Effective legitimacy is in any case derived from relationship to the most recent well-established king or queen, who is undoubtedly Elizabeth II. This and the combined prestige of monarchs later than the possible break rule out any relevance for the contemporary succession.
But this is not to say that the mystery is without significance. Scientific testing of further medieval remains could tell us much that is of genuine interest, possibly even resolving some of the questions then violently disputed.
We know from the ethos of chivalry that those now dead wished (as many still do) for fame and lasting renown. It would be disingenuous to cite their “privacy” as an excuse to block investigations.

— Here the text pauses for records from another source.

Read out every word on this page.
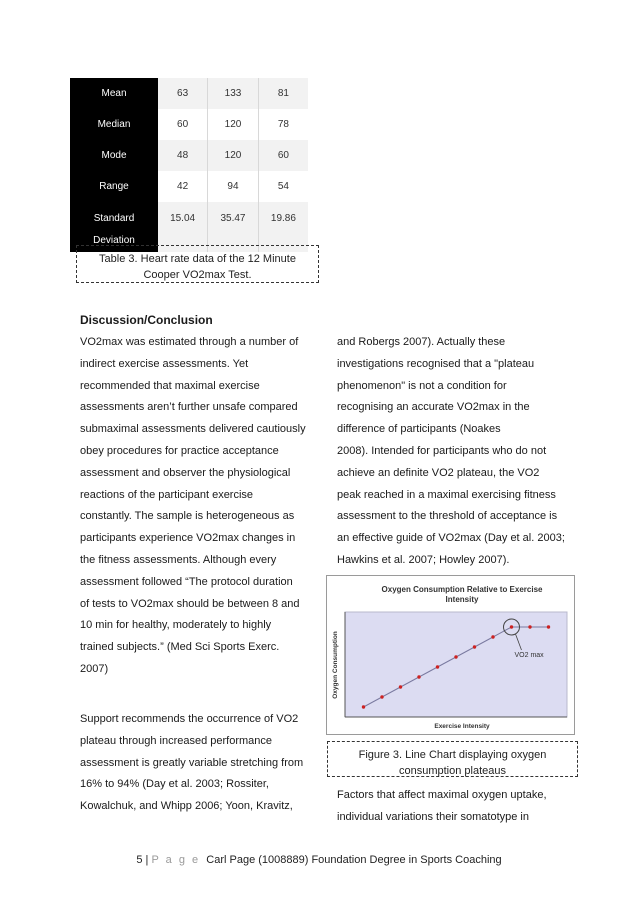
Mean	63	133	81
Median	60	120	78
Mode	48	120	60
Range	42	94	54
Standard
Deviation	15.04	35.47	19.86
Table 3. Heart rate data of the 12 Minute
Cooper VO2max Test.
Discussion/Conclusion
VO2max was estimated through a number of
indirect exercise assessments. Yet
recommended that maximal exercise
assessments aren’t further unsafe compared
submaximal assessments delivered cautiously
obey procedures for practice acceptance
assessment and observer the physiological
reactions of the participant exercise
constantly. The sample is heterogeneous as
participants experience VO2max changes in
the fitness assessments. Although every
assessment followed “The protocol duration
of tests to VO2max should be between 8 and
10 min for healthy, moderately to highly
trained subjects.” (Med Sci Sports Exerc.
2007)
Support recommends the occurrence of VO2
plateau through increased performance
assessment is greatly variable stretching from
16% to 94% (Day et al. 2003; Rossiter,
Kowalchuk, and Whipp 2006; Yoon, Kravitz,
and Robergs 2007). Actually these
investigations recognised that a "plateau
phenomenon" is not a condition for
recognising an accurate VO2max in the
difference of participants (Noakes
2008). Intended for participants who do not
achieve an definite VO2 plateau, the VO2
peak reached in a maximal exercising fitness
assessment to the threshold of acceptance is
an effective guide of VO2max (Day et al. 2003;
Hawkins et al. 2007; Howley 2007).
Oxygen Consumption Relative to Exercise
Intensity
VO2 max
Exercise Intensity
Oxygen Consumption
Figure 3. Line Chart displaying oxygen
consumption plateaus
Factors that affect maximal oxygen uptake,
individual variations their somatotype in
5 | P a g e Carl Page (1008889) Foundation Degree in Sports Coaching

Many people who are ethnically British will be descended (by obscure paths) from great personalities of the Wars of the Roses and most have ancestors whose lives were taken by their quarrels. It would be churlish for those whose descent from them is recorded on velum or paper to claim exclusive ownership of them or deny information on the descent of others which is written in DNA.
The usual career “civil libertarians” raise objections to widespread DNA testing, including the risk that it may inadvertently reveal paternity. Other libertarians (including myself) would defend it on the same basis; that it upholds our right to know who we are.